Yönetim cephesinde bu önemli ölçüde sağlanabilir. Aslında gerek Obama yönetimi, gerekse Erdoğan Hükümeti, arada bazı pürüzler çıksa da ilişkileri geliştirmek iradesine sahip.
Kongre cephesi
Ama Kongre cephesinde durum farklı. Semih İdiz’in dün belirttiği gibi ilişkilerde asıl sorun, Kongre’den kaynaklanıyor.
Daha önceki deneyimler de gösterdi ki Kongre’yi “ikna” etmek yönetime dert anlatmak kadar kolay değil.
Peki bu nasıl olacak? Bunun bir yolu, yönetimi devreye sokmak, onun Kongre üzerinde baskı yapmasını sağlamak. Ama bu sağlansa bile, Kongre’yi yola getirmek her zaman mümkün olmuyor… Bu bakımdan umutları sadece yönetimin baskı yapmasına bağlamak doğru değil.
Kongreyi direkt olarak ikna etmeye çalışmak gerek. Bunun da çeşitli yöntemleri var. Kongre’den mümkün olduğu kadar çok kişinin Türkiye’ye davet edilmesi, etkin yöntemlerden biri. Türkiye’yi ziyaret edenlerin bazen fikir değiştirdiklerini bilenlerdeniz…

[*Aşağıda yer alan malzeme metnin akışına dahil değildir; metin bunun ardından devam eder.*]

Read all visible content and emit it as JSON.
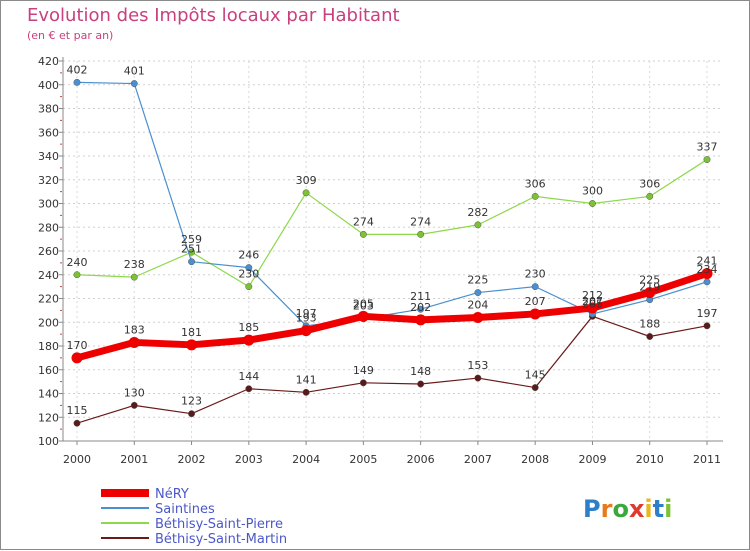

Ancak Kongre’de ve diğer çevrelerde de Türkiye’nin “güvenirliği” konusundaki olumsuz havanın değişmesi için, hükümetin dış politika yaklaşımında ve üslubunda bazı ayarlamalar yapması şart. Bu ayar yapılmadıkça, “ikna” turları, ilişkileri “tamir” etmeye yetmeyecektir.